The Trek Continues by Elder M. Russell Ballard Lesson Plan
The Trek Continues by Elder M. Russell Ballard is actually quite a lovely General Conference talk, and could be taken in many different directions. The suggested LDS.org prompts is this:
To begin a discussion about Elder Ballard’s message, you could invite someone to share an experience when they had a destination but discovered they were on the wrong route. How do examples like these relate to our personal “trek” back to Heavenly Father? Members could then search for counsel and warnings that Elder Ballard gives that can help us know if we are headed in the right direction in our own lives. Give members time to ponder their own paths and to discuss ways we can help and encourage others in their “trek” back to Heavenly Father.
I do not mind this, but I would amend the questions to reflect Heavenly Mother and/or Heavenly Parents rather than just “Heavenly Father.”
Now, personally, I am not a fan of watching or listening to the conference talk in the actual lesson time. Thus, I suggest preparing some portions of the talk that you aim to discuss on slips of paper that can be handed out at the start of class. If possible, I suggest looking up the history of the chapel you meet in, or some local church history in your area and sharing it with the class. The purpose of this is to help everyone feel an integral part of the church’s history, and not just the early Saints who went on trek in the United States. As the title of the talk suggests, “The trek continues…” it also implies that the trek never ended. Thus, no matter where you worship, local pioneers helped build the chapels and establish the congregation where you are meeting. Give them some attention, respect and gratitude! For example:
- What year was the chapel you meet in constructed?
- If it was constructed before the 1980’s, see if there are any records or see if there are older church members who might recall what people did as fundraisers to help build that chapel.
- Who dedicated the chapel where you worship?
- See if you can get a copy of the dedicatory prayer, and see what blessings were promised to those who would attend church there.
- (you may choose to do the following for your closest temple rather than your ward building)
Next, (or if the above is not feasible) hand the papers out and discuss each in whatever order you choose. My examples are listed chronologically in the talk as follows:
Despite their many differences in language, culture, and nationality, they shared a testimony of the Father, the Son, and the Holy Ghost, the Restoration of the gospel of Jesus Christ, and a desire to build Zion—a place of peace, happiness, and beauty in preparation for the Second Coming of the Savior.
In 2018, how can church members in a politically, socially and culturally diverse world connect as one? What can we do locally to connect ourselves to church members in our home wards? What can we do to better fellowship those who have differing cultural or political preferences?
The early Saints were not perfect, but they established a foundation upon which we are building families and a society that love and keep covenants, which is highlighted in various news stories around the world because of our commitment to Jesus Christ and our volunteer efforts to help those nearby and far away.
Is anyone in here perfect? What can we do to build a foundation for Christ in spite of our imperfections?

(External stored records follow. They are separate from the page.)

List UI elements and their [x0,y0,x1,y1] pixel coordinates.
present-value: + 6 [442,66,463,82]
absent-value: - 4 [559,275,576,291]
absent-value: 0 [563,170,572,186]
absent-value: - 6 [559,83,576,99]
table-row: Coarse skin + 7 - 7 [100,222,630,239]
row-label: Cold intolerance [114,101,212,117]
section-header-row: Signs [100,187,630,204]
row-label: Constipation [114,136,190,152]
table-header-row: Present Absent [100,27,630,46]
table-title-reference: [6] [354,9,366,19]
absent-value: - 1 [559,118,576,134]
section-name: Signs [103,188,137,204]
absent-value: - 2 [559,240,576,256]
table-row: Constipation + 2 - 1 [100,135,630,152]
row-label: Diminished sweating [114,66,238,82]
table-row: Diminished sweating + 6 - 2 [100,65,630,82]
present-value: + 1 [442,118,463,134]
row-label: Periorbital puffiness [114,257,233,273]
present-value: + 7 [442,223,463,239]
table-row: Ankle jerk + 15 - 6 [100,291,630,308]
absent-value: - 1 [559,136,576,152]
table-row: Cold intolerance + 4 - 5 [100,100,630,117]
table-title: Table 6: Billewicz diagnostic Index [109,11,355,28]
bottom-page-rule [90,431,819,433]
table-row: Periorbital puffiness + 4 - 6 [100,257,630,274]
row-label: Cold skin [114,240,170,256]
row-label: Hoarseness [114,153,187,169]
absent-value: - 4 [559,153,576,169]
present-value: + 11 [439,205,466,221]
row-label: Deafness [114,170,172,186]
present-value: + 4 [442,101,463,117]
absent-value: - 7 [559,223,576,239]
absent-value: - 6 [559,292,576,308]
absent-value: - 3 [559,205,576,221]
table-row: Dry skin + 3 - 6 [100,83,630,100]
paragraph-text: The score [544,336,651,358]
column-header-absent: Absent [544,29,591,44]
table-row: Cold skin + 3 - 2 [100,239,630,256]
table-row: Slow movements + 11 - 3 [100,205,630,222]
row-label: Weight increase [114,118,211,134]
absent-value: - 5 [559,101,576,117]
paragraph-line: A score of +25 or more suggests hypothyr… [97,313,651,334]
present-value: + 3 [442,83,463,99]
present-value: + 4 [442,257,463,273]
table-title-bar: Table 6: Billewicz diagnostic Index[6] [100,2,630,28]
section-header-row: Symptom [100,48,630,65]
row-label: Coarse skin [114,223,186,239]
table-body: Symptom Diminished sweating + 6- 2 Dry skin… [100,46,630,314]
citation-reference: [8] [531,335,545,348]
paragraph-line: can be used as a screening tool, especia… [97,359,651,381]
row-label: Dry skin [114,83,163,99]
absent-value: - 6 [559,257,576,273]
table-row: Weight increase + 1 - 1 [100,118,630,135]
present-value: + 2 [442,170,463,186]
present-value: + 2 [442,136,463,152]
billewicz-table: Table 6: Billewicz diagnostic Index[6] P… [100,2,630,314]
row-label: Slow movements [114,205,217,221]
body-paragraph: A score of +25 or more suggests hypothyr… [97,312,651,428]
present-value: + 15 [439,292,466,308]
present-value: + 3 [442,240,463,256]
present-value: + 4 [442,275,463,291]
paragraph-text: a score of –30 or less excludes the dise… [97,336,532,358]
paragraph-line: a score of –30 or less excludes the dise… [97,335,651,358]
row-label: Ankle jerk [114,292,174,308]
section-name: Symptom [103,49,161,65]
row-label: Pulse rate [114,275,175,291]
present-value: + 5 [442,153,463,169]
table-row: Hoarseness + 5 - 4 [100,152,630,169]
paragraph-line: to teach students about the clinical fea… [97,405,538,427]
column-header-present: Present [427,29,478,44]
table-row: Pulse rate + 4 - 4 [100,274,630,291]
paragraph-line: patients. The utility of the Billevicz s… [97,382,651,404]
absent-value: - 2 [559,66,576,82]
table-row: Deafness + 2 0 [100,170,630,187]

I have a deep conviction that if we lose our ties to those who have gone before us, including our pioneer forefathers and mothers, we will lose a very precious treasure. I have spoken about “Faith in Every Footstep” in the past and will continue in the future because I know that rising generations must have the same kind of faith that the early Saints had in the Lord Jesus Christ and His restored gospel.
How does connecting to pioneers—be it the Pioneers following Brigham Young in America, to the young missionaries who first established church branches outside of North America—help us to develop our testimonies? Why is it important for us to be in tune with our history?
Although it is appropriate and important to remember the historic 19th-century Mormon pioneer trek, we need to remember that “the trek through life continues!” for each of us as we prove our own “faith in every footstep. New converts no longer gather to pioneer settlements in the western United States. Instead, converts gather to their local congregations, where the Saints worship our Heavenly Father in the name of Jesus Christ. With more than 30,000 congregations established around the world, all are gathered to their own Zion. As the scriptures note, “For this is Zion—the pure in heart.”
What can you do to help your local ward to feel like Zion? Are there some friendships that could be mended? Are there personality clashes that could and should be softened and amended?
Close by bearing your testimony that life is a journey and that we are all progressing at different rates and in different ways.
If possible: Have this following quote as a final handout for people to take home and ponder. Feel free to bear your testimony about any hard-won “multiplicity of blessings” you may have experienced in your life.
Many of us are on amazing journeys of discovery—leading to personal fulfillment and spiritual enlightenment. Some of us, however, are on a trek that leads to sorrow, sin, anguish, and despair.
In this context, please ask yourself: What is your final destination? Where are your footsteps taking you? And is your journey leading you to that “multiplicity of blessings” the Savior has promised?